Preisermittlung der Landwirtschaftskammer für Schleswig-Holstein
(wöchentliche Berichterstattung im VLK/Kammer-Programm und Marktinformationssystem)
Mehrwertsteuersatz ab 1. Januar 2025 für pauschalierende Landwirte: 7,8 % beim Verkauf landwirtschaftlicher Erzeugnisse;
7 % beim Einkauf von Betriebsmitteln landwirtschaftlicher Herkunft, sonst 19 %.

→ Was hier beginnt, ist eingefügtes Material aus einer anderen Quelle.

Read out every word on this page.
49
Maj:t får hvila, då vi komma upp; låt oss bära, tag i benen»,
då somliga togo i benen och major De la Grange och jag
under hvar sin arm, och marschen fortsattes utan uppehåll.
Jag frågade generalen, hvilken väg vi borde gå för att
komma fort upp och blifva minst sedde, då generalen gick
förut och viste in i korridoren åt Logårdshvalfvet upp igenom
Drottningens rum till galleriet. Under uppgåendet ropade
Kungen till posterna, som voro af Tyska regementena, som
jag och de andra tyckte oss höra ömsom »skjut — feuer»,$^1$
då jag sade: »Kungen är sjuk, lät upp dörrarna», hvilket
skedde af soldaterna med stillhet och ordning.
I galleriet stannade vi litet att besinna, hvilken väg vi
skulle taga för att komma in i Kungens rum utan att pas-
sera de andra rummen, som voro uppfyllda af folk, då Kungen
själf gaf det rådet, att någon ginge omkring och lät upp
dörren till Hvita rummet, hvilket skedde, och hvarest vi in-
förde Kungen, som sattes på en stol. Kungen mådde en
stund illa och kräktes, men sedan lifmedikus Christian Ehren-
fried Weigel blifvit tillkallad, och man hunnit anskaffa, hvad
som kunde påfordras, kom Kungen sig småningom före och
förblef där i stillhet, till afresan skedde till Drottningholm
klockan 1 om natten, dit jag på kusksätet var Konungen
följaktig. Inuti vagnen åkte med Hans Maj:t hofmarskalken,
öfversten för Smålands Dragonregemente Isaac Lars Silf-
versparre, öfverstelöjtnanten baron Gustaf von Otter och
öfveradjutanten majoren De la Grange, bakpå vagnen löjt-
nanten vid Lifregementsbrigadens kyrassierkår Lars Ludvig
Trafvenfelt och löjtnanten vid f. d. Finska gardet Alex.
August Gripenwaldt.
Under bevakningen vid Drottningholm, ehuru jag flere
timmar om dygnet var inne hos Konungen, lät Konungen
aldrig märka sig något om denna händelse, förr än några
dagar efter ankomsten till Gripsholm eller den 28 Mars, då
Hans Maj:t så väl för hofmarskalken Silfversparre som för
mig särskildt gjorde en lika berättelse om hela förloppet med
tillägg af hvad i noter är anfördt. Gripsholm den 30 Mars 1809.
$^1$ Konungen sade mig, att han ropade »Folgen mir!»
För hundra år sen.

| Spanne | D-Schnitt | Vorjahr | |
|---|---|---|---|
| Eliteweizen (E-Weizen) | |||
| Qualitätsweizen (A-Weizen) | |||
| Brotweizen (B-Weizen) | 166,00 - 181,00 | 173,10 | 181,60 |
| Brotweizen der Ernte 2026 | 170,00 - 189,00 | 0,00 | 0,00 |
| Mahl- und Brotroggen | 0,00 - 0,00 | 0,00 | 161,10 |
| Roggen and. Verwendung | 0,00 - 0,00 | 0,00 | 144,90 |
| Braugerste | |||
| Futtergerste 63- 64. kg/hl | 148,00 - 167,00 | 155,90 | 152,30 |
| Futtergerste der Ernte 2026 | 146,00 - 160,00 | 153,40 | 0,00 |
| Futterweizen | 149,00 - 170,00 | 157,50 | 166,40 |
| Futterweizen der Ernte 2026 | 156,00 - 173,00 | 165,40 | 0,00 |
| Qualitätshafer | 133,00 - 140,00 | 135,90 | 193,40 |
| Futterhafer | 101,00 - 114,00 | 107,10 | 172,10 |
| Triticale | 0,00 - 0,00 | 0,00 | 151,70 |
| Raps | 0,00 - 0,00 | 0,00 | 452,60 |
| Raps der Ernte 2026 | 463,00 - 487,00 | 477,90 | 0,00 |
| Futtererbsen | |||
| Ackerbohnen | 0,00 - 0,00 | 0,00 | 227,90 |
Die für diese Jahreszeit recht frischen Temperaturen und das regnerische Wetter haben die Gerstenernte gar nicht erst richtig beginnen lassen, bevor sie schon wieder abgebrochen werden musste. Auch die Abreife schreitet aktuell deutlich langsamer voran. Mit der nächsten Schönwetterperiode, ab Mitte dieser Woche, wird die Gerstenernte aber voll durchstarten. Handel findet aktuell kaum statt. Alterntige noch vorhandene Ware wird meist überlagert. Man wartet auf weitere Impulse des Wettermarktes. Leichten Rückenwind verspüren die hiesigen Erzeugerpreise durch die jüngsten trockenheitsbedingten Ertragsrücknahmen beim Mais in den USA und in Westeuropa.
Die Rapsbestände befinden sich hierzulande überwiegend in der Endabreife, die Bestände sind landesweit gesehen aber weiterhin sehr heterogen. Vermarktungstechnisch findet aktuell kein Handel statt, da nahezu alle Rapsanbauer die Hälfte bis zweidrittel ihrer Rapsernte bereits vermarktet haben. Vereinzelt wird aus vermarktungstechnischer Sicht der Blick auf die Ernte 2027 gerichtet.